Diye düşünüp aşadaki satırları sizlerle paylaşmayı düşündük...
Öyle bir zamanda gel ki, vazgeçmek mümkün olmasın.
Orhan Veli Kanık
Kitabe-i Seng-i Mezar
Bölüm 1
Hiçbir şeyden çekmedi dünyada
Nasırdan çektiği kadar
Hatta çirkin yaratıldığından bile
O kadar müteessir değildi;
Kundurası vurmadığı zamanlarda
Anmazdı ama Allah'ın adını,
Günahkar da sayılmazdı.
Yazık oldu Süleyman Efendiye
Bölüm 2
Mesele falan değildi öyle,
To be or not to be kendisi için
Bir akşam uyudu
Uyanmayıverdi
Aldılar, götürdüler.
Yıkandı, namazı kılındı, gömüldü
Duyarlarsa öldüğünü alacaklılar
Haklarını helal ederler elbet.
Alacağına gelince
Alacağı yoktu zaten rahmetlinin.
Bölüm 3
Tüfeğini depoya koydular,
Esvabını başkasına verdiler.
Artık ne torbasında ekmek kırıntısı,
Ne matarasında dudaklarının izi
Öyle bir rüzigar ki,
Kendi gitti,
İsmi bile kalmadı yadigar.
Yalnız şu beyit kaldı,
Kahve ocağında, el yazısıyla
Ölüm Allah'ın emri,
Ayrılık olmasaydı.
Şiir Hakkında
Orhan Veli Kanık “Kitabe-i Seng-i Mezar” şiiri, yaşamın geçiciliği ve ölümün kaçınılmazlığı üzerine yoğunlaşır. Şiir, Süleyman Efendi’nin hayatını ve ölümünün ardından geriye ne kaldığını anlatır. Şiirin ana teması, hayatın sonunda maddi varlıkların ve kişisel başarıların önemsiz olduğu ve ölümle birlikte her şeyin unutulacağıdır.

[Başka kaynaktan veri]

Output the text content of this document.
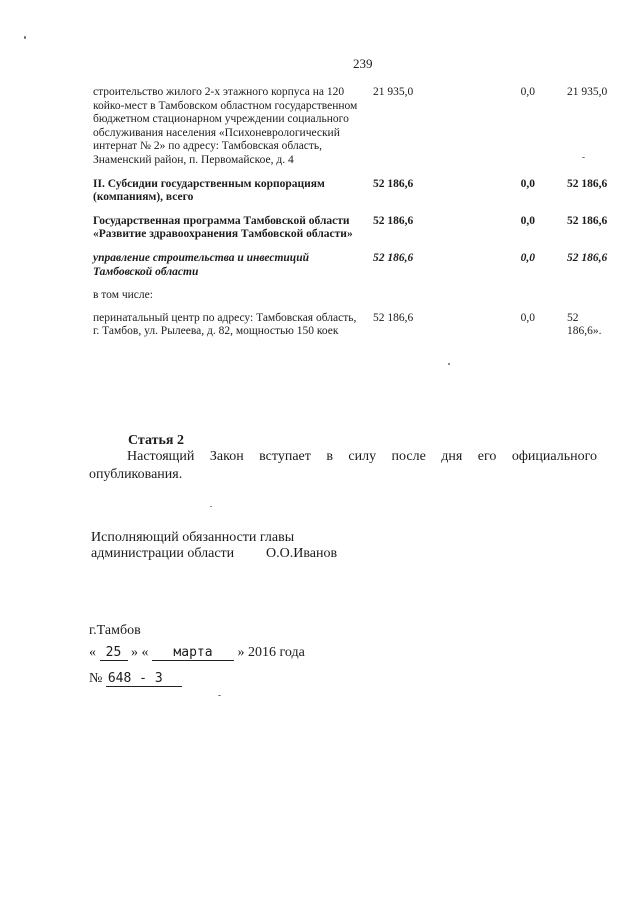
239
строительство жилого 2-х этажного корпуса на 120 койко-мест в Тамбовском областном государственном бюджетном стационарном учреждении социального обслуживания населения «Психоневрологический интернат № 2» по адресу: Тамбовская область, Знаменский район, п. Первомайское, д. 4	21 935,0	0,0	21 935,0
II. Субсидии государственным корпорациям (компаниям), всего	52 186,6	0,0	52 186,6
Государственная программа Тамбовской области «Развитие здравоохранения Тамбовской области»	52 186,6	0,0	52 186,6
управление строительства и инвестиций Тамбовской области	52 186,6	0,0	52 186,6
в том числе:			
перинатальный центр по адресу: Тамбовская область, г. Тамбов, ул. Рылеева, д. 82, мощностью 150 коек	52 186,6	0,0	52 186,6».
Статья 2
Настоящий Закон вступает в силу после дня его официального опубликования.
Исполняющий обязанности главы
администрации области	О.О.Иванов
г.Тамбов
« 25 » « марта » 2016 года
№ 648 - З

Orhan Veli Kanık, Türk edebiyatının en önemli şairlerinden biridir. 1914 yılında İstanbul’da doğmuş ve 1950 yılında İstanbul’da vefat etmiştir. Orhan Veli, Melih Cevdet ve Oktay Rifat ile birlikte Garip akımının kurucusu olarak bilinir. Bu akım, Türk şiirindeki eski yapıyı temelinden değiştirmeyi amaçlamış ve sokaktaki adamın söyleyişini şiir diline taşımıştır.
Orhan Veli, geleneksel şiir ölçülerini reddetmiş ve yalın bir anlatımı benimseyerek şiir dilini konuşma diline yaklaştırmıştır. Şairin şiirlerinde sıklıkla işlediği temalar arasında aşk, yalnızlık, ölüm, doğa ve insan ilişkileri yer alır. Orhan Veli’nin şiirleri, günümüzde de büyük ilgi görmekte ve Türk edebiyatının en önemli eserleri arasında sayılmaktadır.